For a sole parent going to work there’s also childcare to consider. If you’re lucky you have family who can help, for many of the people most in need their family aren’t there to support them. You get childcare subsidy, but often it doesn’t cover the full costs of the child care.
All of that ignores another obvious impact – I’m now at work instead of doing whatever else I want. It’s not enough for going to work to balance out roughly even. If I’m going to spend time at work I need to get quite a few dollars in the hand for each hour of my time.
In summary, calculating an effective marginal tax rate is a way to see the entirety of the impacts of government programme abatement, and understand how much of an extra dollar that a person earns is clawed back by the government.
The rest of this series will explore effective marginal tax rates in NZ for people with different household circumstances.
The rest of this specific post will dive into a bit more detail on the effective marginal tax rate literature. If you’re not into reading lots of detail, now is when you stop reading this post, and wait for the next post in the series.
The international literature has a lot of analysis of effective marginal tax rates. This study from the USA is focused on the ‘marriage penalty’ that exists in the US tax and transfer system, in which people are worse off if they get married. Later posts in this series will look at impacts of the tax and transfer system on household formation (aka does it make financial sense to move in together?)

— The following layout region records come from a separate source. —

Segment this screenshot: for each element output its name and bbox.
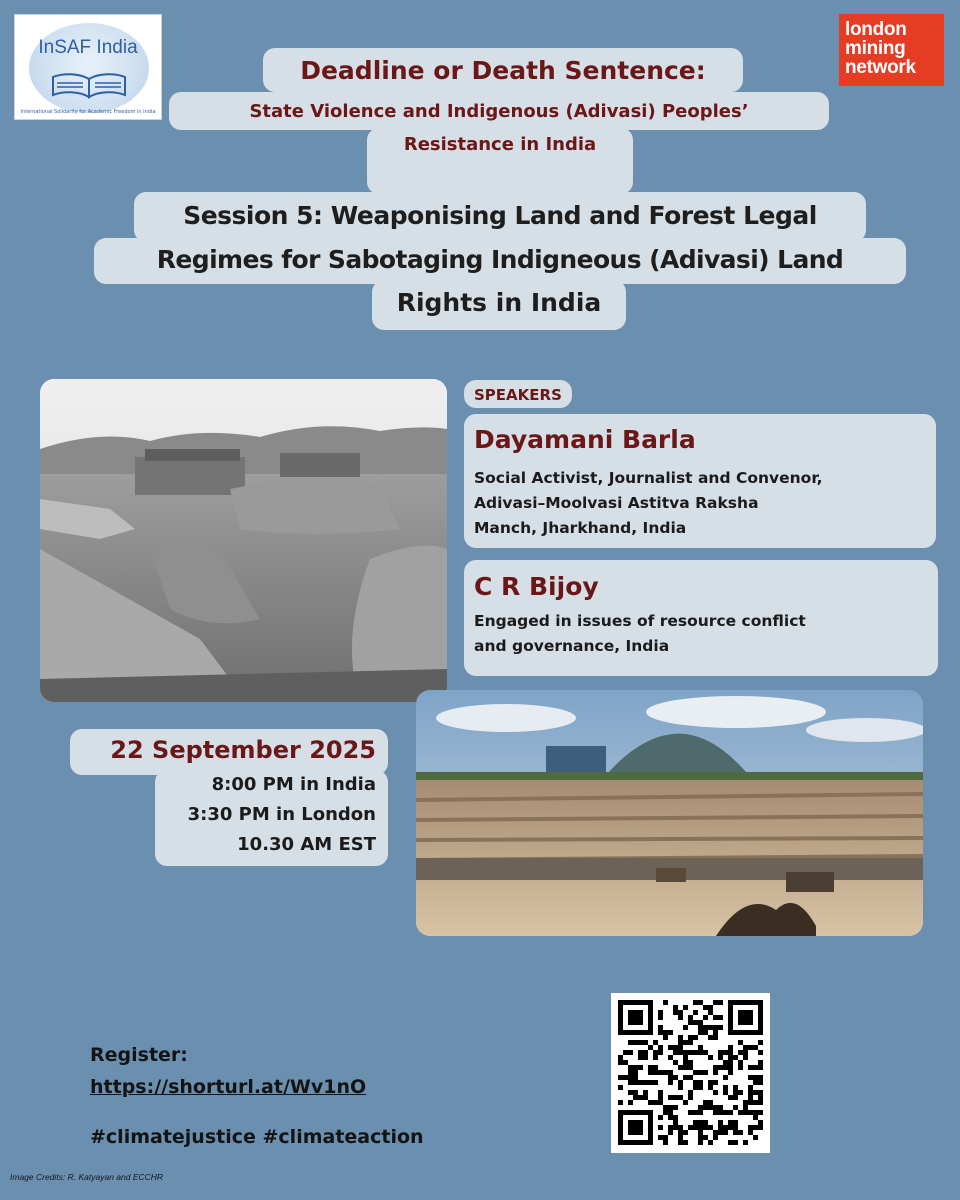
session-title-line1: Session 5: Weaponising Land and Forest Legal	[183, 201, 817, 230]
time-india: 8:00 PM in India	[211, 774, 376, 795]
session-title-line2: Regimes for Sabotaging Indigneous (Adivasi) Land	[156, 245, 844, 274]
open-pit-mine-photo	[416, 690, 923, 936]
qr-code[interactable]	[611, 993, 770, 1153]
speaker-desc-line: Social Activist, Journalist and Convenor,	[474, 469, 823, 487]
event-subtitle-line2: Resistance in India	[403, 134, 597, 155]
event-title: Deadline or Death Sentence:	[300, 56, 706, 85]
lmn-logo-line: network	[845, 57, 916, 78]
hashtags: #climatejustice #climateaction	[90, 1126, 424, 1148]
archival-stones-photo	[40, 379, 447, 702]
london-mining-network-logo	[839, 14, 944, 86]
speaker-name: C R Bijoy	[474, 572, 599, 601]
event-subtitle-line1: State Violence and Indigenous (Adivasi) Peoples’	[249, 101, 749, 122]
insaf-logo-title: InSAF India	[38, 37, 138, 58]
event-date: 22 September 2025	[110, 736, 376, 764]
lmn-logo-line: london	[845, 19, 907, 40]
speakers-heading: SPEAKERS	[474, 386, 562, 404]
speaker-name: Dayamani Barla	[474, 425, 696, 454]
speaker-desc-line: and governance, India	[474, 637, 670, 655]
register-label: Register:	[90, 1044, 188, 1066]
register-link[interactable]: https://shorturl.at/Wv1nO	[90, 1076, 367, 1098]
speaker-desc-line: Adivasi–Moolvasi Astitva Raksha	[474, 494, 759, 512]
speaker-desc-line: Manch, Jharkhand, India	[474, 519, 687, 537]
insaf-india-logo	[14, 14, 162, 120]
book-icon	[49, 71, 129, 101]
time-london: 3:30 PM in London	[187, 804, 376, 825]
insaf-logo-tagline: International Solidarity for Academic Freedom in India	[20, 109, 156, 115]
session-title-line3: Rights in India	[396, 288, 602, 317]
lmn-logo-line: mining	[845, 38, 906, 59]
time-est: 10.30 AM EST	[237, 834, 376, 855]
image-credits: Image Credits: R. Katyayan and ECCHR	[10, 1172, 164, 1182]
speaker-desc-line: Engaged in issues of resource conflict	[474, 612, 806, 630]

There is also a NZ literature. The best I’ve found is this paper from Patrick Nolan when at the productivity commission from 2018 that comes to similar calculations to those I have. Around page 15 it shows graphs of the EMTRs facing example families, and on page 20 it contains this comment:
nonetheless, for all beneficiaries, once full abatement of the main benefit begins there are few incentives to work until income is sufficient to exit the benefit
Patrick also provided a similar paper to policy quarterly from Vic University. Patrick is now at Treasury, and provided this link to the source code for the Treasury created “income explorer”, and a link to a hosted version of that code (which wasn’t operational when I accessed it). Both of those are open source and not subject to as rigorous vetting as the internal Treasury models. The commitment from Treasury to make this material available to the public is commendable, albeit it would be nice if it were a bit more easily consumed.
There’s a 2010 paper from MSD on the impacts of Working for Families on EMTRs.

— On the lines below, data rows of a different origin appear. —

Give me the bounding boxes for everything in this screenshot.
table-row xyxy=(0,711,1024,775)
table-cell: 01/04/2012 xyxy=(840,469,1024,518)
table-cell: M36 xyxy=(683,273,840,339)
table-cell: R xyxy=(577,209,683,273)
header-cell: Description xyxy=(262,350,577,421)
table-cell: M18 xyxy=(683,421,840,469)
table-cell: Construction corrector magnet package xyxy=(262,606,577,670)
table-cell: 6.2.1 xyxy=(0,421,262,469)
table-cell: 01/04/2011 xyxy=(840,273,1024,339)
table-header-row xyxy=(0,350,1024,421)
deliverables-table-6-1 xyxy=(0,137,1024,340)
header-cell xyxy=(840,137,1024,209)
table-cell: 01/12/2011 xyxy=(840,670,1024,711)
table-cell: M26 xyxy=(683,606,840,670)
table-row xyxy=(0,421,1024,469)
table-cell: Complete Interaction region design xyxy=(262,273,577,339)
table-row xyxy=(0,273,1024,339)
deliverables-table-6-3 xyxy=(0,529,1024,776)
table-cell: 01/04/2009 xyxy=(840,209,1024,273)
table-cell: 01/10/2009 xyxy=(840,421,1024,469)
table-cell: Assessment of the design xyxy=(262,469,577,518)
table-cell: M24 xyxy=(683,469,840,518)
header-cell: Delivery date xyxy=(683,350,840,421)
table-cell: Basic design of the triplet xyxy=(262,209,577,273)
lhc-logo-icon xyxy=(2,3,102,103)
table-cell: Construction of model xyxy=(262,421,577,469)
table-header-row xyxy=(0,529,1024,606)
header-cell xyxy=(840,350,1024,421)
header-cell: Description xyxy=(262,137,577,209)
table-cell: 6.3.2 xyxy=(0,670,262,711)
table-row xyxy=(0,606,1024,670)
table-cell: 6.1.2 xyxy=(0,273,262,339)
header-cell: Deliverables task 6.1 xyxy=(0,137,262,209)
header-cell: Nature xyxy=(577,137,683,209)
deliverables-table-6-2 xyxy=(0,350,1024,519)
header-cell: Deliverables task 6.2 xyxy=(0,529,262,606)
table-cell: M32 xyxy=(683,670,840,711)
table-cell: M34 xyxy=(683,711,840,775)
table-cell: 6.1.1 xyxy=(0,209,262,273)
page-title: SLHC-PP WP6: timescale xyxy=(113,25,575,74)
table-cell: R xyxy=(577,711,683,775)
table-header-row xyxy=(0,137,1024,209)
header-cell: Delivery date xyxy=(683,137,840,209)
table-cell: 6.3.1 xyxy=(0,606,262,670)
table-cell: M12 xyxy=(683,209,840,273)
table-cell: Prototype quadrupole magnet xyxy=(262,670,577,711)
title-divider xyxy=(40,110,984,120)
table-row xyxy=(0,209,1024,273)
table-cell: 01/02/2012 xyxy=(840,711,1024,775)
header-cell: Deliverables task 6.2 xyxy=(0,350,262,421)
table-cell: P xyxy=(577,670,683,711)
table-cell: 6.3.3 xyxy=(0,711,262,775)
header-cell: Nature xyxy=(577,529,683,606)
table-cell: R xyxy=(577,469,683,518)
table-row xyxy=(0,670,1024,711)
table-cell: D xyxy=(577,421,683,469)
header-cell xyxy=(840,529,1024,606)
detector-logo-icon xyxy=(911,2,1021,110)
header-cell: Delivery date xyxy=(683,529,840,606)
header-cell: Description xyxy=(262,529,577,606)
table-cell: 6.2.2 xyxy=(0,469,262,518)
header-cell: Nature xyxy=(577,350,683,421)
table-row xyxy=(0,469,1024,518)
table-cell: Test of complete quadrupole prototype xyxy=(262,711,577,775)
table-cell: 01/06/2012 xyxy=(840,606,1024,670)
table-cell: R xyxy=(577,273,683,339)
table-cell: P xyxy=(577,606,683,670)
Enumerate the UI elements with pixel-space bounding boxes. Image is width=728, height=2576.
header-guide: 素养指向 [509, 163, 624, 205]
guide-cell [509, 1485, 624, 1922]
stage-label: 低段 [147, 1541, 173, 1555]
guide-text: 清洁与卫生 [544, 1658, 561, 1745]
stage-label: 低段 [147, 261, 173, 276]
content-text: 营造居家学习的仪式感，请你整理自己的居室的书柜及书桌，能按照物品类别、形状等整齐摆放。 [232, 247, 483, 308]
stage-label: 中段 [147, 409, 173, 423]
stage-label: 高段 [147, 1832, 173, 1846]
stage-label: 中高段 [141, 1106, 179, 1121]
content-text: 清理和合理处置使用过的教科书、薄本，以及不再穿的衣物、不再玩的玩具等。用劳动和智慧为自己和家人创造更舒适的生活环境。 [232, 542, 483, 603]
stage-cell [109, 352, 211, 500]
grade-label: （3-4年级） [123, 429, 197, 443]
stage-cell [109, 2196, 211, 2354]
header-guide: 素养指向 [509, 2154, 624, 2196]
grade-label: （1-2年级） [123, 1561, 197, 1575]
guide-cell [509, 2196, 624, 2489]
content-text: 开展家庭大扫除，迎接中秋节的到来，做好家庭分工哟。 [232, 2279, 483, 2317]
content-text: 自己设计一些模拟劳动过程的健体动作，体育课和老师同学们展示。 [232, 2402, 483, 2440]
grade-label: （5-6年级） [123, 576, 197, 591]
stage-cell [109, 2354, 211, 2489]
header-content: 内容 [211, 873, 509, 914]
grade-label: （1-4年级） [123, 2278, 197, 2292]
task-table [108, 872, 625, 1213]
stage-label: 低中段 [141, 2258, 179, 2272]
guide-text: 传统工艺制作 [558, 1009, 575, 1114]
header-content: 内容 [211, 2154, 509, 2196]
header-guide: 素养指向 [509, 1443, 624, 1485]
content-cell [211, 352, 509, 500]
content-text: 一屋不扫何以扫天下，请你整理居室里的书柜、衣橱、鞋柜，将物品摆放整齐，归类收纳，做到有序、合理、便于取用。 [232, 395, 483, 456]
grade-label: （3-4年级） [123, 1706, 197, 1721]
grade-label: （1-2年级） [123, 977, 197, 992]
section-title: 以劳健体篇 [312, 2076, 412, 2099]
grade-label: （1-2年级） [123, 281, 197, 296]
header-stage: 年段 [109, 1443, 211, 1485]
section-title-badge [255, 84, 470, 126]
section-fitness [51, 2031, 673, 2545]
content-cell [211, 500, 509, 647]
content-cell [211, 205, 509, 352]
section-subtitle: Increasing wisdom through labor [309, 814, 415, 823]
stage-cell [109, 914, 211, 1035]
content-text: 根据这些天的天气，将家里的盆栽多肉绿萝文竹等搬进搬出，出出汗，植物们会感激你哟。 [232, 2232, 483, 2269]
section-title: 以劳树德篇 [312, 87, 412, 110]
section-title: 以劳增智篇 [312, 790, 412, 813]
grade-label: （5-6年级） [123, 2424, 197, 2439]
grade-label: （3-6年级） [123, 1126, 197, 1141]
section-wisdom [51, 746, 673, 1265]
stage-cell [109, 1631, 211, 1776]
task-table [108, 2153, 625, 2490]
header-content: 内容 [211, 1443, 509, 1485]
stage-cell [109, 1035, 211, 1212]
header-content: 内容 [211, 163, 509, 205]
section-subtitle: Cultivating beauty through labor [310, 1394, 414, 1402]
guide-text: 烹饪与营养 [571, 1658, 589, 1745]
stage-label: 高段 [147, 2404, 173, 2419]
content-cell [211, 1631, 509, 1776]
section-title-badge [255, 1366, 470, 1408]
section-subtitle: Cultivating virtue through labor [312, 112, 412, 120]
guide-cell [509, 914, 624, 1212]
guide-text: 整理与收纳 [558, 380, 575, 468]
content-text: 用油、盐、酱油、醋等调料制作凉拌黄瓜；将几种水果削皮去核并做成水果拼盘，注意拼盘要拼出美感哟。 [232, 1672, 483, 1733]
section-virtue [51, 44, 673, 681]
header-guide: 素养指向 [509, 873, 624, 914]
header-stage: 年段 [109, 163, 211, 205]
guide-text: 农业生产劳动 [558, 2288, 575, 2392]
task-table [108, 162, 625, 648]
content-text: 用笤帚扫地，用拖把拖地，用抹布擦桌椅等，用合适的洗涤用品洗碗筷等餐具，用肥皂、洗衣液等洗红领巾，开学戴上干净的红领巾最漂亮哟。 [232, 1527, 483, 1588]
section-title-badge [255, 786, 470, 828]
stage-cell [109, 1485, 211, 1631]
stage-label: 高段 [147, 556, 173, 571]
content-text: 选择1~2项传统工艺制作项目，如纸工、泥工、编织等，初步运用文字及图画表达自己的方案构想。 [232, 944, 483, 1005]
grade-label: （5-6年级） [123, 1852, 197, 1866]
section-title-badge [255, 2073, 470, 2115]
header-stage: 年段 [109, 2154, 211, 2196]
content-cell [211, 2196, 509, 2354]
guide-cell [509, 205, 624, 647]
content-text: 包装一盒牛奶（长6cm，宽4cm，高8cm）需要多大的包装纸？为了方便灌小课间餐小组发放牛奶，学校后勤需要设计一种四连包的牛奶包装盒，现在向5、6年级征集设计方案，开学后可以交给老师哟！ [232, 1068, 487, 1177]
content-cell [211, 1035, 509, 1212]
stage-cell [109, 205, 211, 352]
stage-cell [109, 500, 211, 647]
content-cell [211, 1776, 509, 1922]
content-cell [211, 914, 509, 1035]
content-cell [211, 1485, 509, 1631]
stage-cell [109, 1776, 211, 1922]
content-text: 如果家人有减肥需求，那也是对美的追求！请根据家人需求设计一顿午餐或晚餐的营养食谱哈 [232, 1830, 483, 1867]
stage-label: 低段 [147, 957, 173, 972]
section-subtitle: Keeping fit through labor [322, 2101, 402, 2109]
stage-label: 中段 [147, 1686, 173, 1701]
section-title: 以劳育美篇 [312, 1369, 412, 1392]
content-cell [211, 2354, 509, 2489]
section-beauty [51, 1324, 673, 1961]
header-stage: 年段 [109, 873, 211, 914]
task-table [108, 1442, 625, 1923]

The MSD paper notes that 17% of beneficiary families faced marginal tax rates of higher than 75%, and 2% higher than 100%. That was a reduction from pre-Working for Families. Similarly they observe that 7% of non-beneficiary families faced EMTRs higher than 75%. The paper calculates EMTR only for the next dollar of income, in my opinion that may underestimate the impacts of high EMTRs on people who are near to thresholds (but not exactly at the threshold).
Working documents for tax and transfer legislation often include discussion of EMTRs. As an example, this document from MSD on the 2021 changes to Working for Families thresholds.
Patrick Nolan, now at Treasury, also wrote this excellent paper in the early 2000s. The analysis is interesting, however the target audience is academic/bureaucratic, and as such it is more a statement of what is than a recommendation on what to do. The tax and transfer system has changed substantially since the 2003 data used in that analysis, with consequent changes in incentives.
I also found this OIA, relating to a tax package in 2017, in which the finance minister (presumably Bill English) was seeking a tax and transfer package that “increased work incentives.” Clearly at that point in time the government was interested in addressing EMTRs. The package proposed had relatively little impact on EMTRs and a large fiscal cost ($2B per annum). I note that MSD don’t appear to have actually answered the question asked – they’ve more answered the question “if you were going to spend $2B, where would you spend it”, rather than “how do I change the tax and transfer system to improve work incentives.”
Overall there is quite a bit of material available, much of it rather dense and academic. Patrick Nolan at Treasury was very helpful in pointing to this material (much of it written by him), his helping me find the material doesn’t in any way imply endorsement of what I’ve written (Treasury is an apolitical organisation). Eric Crampton was helpful in pointing me to Patrick as the knower of all things.
In upcoming posts I’ll draw on this material to illustrate examples of EMTRs that face various households in NZ, and use that to illustrate the quite weak incentives for an economically rational person to work additional hours, or to seek additional hourly pay.